The discovery in the late 1990s that the universe is not just expanding, but accelerating in its expansion, ruined everything. If this acceleration continues, even a carefully engineered calculation machine will eventually come apart.

“The universe just disperses into disconnected volumes, which are essentially empty,” Mr. Dyson told me. “Essentially nothing happens after a finite time.”
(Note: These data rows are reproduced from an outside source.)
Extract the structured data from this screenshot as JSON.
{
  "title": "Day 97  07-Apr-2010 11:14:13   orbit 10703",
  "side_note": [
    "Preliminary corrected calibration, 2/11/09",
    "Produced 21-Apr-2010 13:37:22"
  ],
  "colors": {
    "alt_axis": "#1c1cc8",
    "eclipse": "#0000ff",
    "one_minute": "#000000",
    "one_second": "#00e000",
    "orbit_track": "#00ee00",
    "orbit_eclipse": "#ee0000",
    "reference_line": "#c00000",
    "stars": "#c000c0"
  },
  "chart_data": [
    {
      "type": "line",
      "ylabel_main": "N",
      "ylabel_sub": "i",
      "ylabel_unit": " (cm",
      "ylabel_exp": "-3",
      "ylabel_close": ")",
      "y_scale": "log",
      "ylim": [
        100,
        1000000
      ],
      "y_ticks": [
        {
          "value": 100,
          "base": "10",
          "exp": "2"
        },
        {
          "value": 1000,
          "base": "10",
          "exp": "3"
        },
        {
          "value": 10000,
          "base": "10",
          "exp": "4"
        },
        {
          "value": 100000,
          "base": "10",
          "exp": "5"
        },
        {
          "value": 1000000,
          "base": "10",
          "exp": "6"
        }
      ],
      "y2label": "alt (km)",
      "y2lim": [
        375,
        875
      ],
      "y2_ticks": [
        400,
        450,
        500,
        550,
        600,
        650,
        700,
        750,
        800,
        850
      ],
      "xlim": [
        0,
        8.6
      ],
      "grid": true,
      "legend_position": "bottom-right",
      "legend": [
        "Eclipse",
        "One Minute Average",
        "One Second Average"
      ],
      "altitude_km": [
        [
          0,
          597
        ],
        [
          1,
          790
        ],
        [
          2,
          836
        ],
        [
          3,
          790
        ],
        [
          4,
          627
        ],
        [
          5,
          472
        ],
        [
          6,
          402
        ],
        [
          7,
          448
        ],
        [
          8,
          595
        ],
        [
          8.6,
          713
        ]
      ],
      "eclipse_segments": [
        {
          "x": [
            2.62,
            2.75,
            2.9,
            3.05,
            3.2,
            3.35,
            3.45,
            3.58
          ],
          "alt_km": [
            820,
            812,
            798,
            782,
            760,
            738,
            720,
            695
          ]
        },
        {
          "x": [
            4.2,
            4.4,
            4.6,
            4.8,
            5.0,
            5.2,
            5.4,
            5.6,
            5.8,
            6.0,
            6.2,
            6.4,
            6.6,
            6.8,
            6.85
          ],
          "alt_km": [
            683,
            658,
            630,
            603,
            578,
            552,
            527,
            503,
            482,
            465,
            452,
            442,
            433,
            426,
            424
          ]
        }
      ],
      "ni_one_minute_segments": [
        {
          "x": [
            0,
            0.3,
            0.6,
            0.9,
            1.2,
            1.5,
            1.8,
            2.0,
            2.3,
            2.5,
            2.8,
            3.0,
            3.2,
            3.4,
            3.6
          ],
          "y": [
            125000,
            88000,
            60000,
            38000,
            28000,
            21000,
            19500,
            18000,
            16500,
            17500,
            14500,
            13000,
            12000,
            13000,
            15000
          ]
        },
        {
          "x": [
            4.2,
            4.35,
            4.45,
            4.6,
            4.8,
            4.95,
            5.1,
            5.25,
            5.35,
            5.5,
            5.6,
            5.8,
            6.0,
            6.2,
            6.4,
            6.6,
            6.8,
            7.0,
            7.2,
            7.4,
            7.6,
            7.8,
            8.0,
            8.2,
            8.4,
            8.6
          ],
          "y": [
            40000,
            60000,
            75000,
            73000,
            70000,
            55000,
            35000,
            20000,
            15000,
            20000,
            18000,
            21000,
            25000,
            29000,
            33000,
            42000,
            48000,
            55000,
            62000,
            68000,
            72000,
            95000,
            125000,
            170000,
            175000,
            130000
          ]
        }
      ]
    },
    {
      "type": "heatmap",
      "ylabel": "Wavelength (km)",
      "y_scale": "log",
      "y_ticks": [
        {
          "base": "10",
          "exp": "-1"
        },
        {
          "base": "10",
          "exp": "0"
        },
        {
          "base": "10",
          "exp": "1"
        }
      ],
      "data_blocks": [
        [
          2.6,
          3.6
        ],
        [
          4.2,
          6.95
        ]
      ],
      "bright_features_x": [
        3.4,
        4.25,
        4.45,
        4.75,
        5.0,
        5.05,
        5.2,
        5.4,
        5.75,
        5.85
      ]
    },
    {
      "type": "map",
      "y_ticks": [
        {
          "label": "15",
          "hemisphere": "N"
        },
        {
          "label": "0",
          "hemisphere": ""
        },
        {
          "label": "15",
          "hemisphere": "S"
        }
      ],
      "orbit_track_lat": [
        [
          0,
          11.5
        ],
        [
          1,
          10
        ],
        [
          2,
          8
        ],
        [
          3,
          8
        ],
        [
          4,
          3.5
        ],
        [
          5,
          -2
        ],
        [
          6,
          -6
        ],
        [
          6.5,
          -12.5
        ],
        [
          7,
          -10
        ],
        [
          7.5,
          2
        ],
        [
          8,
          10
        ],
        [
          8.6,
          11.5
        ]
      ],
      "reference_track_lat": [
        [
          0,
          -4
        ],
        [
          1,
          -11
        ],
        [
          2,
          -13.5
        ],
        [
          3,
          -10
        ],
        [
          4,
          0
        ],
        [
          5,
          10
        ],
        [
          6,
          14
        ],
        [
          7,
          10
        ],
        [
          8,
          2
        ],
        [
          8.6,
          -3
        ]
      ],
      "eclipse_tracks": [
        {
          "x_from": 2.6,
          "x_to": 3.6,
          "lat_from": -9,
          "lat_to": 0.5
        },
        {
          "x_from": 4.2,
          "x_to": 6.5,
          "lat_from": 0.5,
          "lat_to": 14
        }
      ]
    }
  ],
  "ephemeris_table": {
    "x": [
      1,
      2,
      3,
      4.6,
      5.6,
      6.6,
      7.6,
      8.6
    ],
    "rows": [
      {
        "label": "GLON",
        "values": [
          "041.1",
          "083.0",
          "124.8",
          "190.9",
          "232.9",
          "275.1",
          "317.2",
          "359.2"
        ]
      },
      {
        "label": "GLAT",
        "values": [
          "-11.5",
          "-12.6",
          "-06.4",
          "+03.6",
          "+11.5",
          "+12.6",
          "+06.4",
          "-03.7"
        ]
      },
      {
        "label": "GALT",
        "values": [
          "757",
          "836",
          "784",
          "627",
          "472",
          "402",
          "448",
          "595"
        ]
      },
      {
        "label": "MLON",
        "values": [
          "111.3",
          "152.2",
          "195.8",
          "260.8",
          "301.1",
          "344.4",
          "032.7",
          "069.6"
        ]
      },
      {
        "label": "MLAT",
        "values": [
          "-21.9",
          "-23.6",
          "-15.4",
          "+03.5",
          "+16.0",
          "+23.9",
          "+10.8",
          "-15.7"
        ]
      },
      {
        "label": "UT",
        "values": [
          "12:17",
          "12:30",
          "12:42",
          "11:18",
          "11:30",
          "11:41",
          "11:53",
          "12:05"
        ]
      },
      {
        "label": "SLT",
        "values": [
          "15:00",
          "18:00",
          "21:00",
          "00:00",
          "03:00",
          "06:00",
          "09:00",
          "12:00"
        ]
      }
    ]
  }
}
This seems to be where we’re headed. The current scientific consensus is that far in the future, long after our own sun dies, whether or not we have evolved from fragile biological humanity to spacefaring, self-replicating machines, we will all eventually succumb. The distant galaxies will be pulled beyond the limits of our sight; stars will die; all light will fade. We will end our cosmic existence alone, in the dark.

“It would be disappointing,” Mr. Dyson said. “I mean, you have to accept what nature provides. But it’s like the fact that we have finite lifetimes. It’s not so tragic. In many, many ways it makes the universe more interesting. It’s always evolving to something different. But having a finite lifetime for the whole thing …” His voice trailed off.

“Maybe that’s our fate. But certainly, I would prefer to have evolution going on forever.”

Whether or not the accelerated expansion will continue is not a settled question. It may never be one. As a theoretical cosmologist myself, I’m searching for answers, but I have to concede we may never figure them out. Maybe it’s the journey that will be worthwhile; maybe we’ll learn something useful along the way.

At the end of our discussion, I asked Mr. Dyson whether he thinks we’ll someday say with certainty where we’re all going, how it’s all going to end.

“It’ll be more interesting if it turns out to be unanswerable,” he said. “Nature always has more imagination than we have. So, I think it’s quite likely.”

Freeman Dyson passed away last week, at the age of 96. He knew no one could have all the answers, but I got the impression that he liked it that way.

“The beauty of science is that all the important things are unpredictable,” he told me. “The optimistic view in me is that nature is designed to make the universe as interesting as possible.”